Grève des agents d'ISS propreté : la révolte des Invisibles à Ouistreham

Une quarantaine de salariés de l'entreprise de nettoyage ISS Propreté Nord-Ouest se mobilise ce lundi 29 août 2022 à Ouistreham (Calvados) pour dénoncer des conditions de travail et des cadences de plus en plus difficiles. Des barrages filtrants sont prévus toute la journée.

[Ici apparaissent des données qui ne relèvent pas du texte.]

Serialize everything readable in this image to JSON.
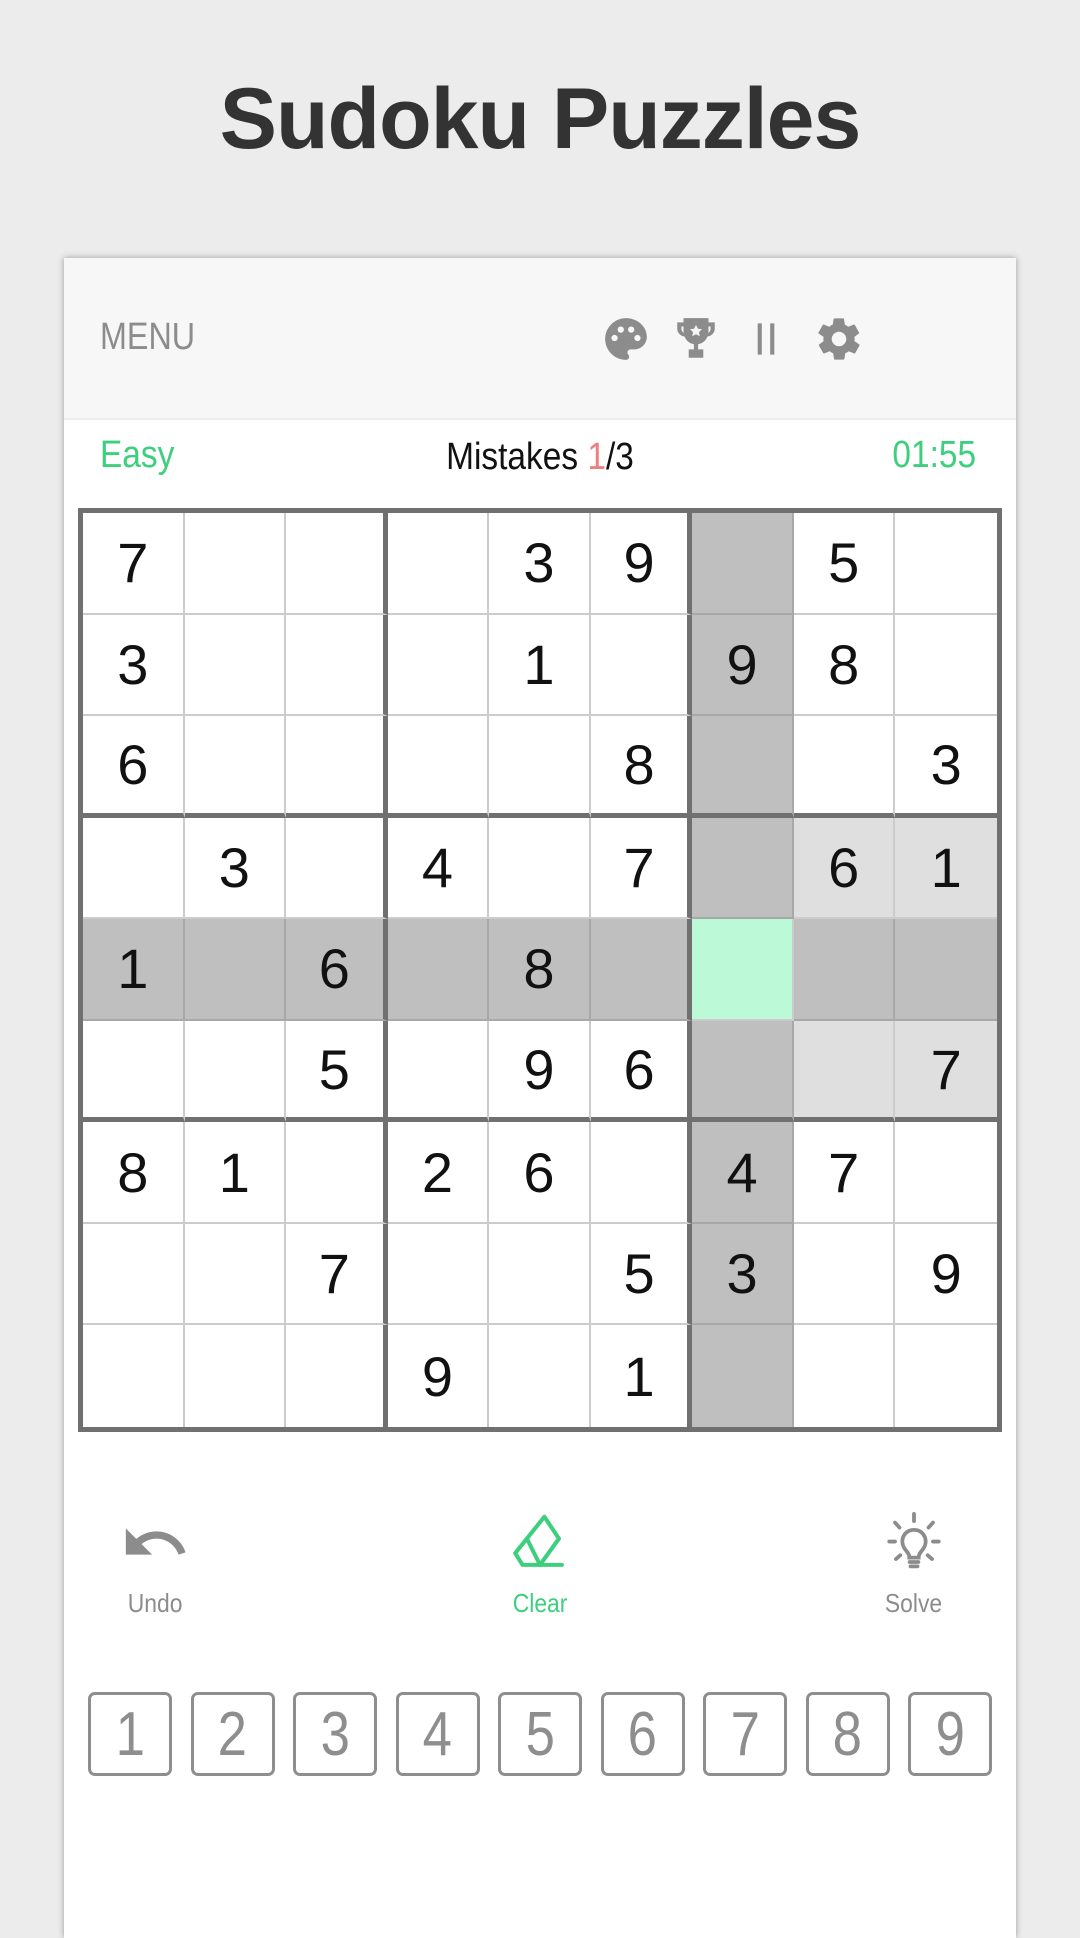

Ils étaient une petite quarantaine à distribuer des tracts aux passagers prêts à embarquer pour l'Angleterre tôt ce lundi matin. Certains ont fait le déplacement depuis Le Havre, Cherbourg ou encore les Côtes d'Armor pour informer les usagers de la Brittany Ferries de leurs conditions de travail. Ils sont tous employés par ISS Propreté Nord-Ouest et assurent le nettoyage à bord des ferries.

C'est la première fois à Ouistreham que ces agents d'entretien se mobilisent. Depuis plusieurs mois déjà, ils dénoncent des salaires trop bas et des conditions de travail déplorables. Des négociations sont en cours depuis le mois de juin, mais ne se sentant pas entendus, ces salariés ont décidé aujourd'hui de se montrer.

Nos conditions de travail sont exécrables, les cadences sont infernales, et la pression est permanente. Les horaires de travail ne sont pas définis, les heures supplémentaires ne sont pas payées et tout ça pour un salaire de misère.

Extrait du tract distribué par la CGT ISS Propreté Nord-Ouest

Des cadences devenues infernales

Selon Anthony Le Meur, délégué CGT pour ISS Propreté Nord-Ouest, l'entreprise de nettoyage ISS n'arrive pas à recruter le personnel nécessaire car elle propose essentiellement des temps partiel. Le personnel présent doit réaliser tout le nettoyage des cabines dans un temps imparti. Avant ils étaient 50 à 60 personnes pour un ferry. Aujourd'hui ils sont autour de 30, d'où des cadences bien plus importantes. Les salariés sont fatigués et demandent des rythmes moins soutenus et une revalorisation salariale quand il faut faire face à ces cadences.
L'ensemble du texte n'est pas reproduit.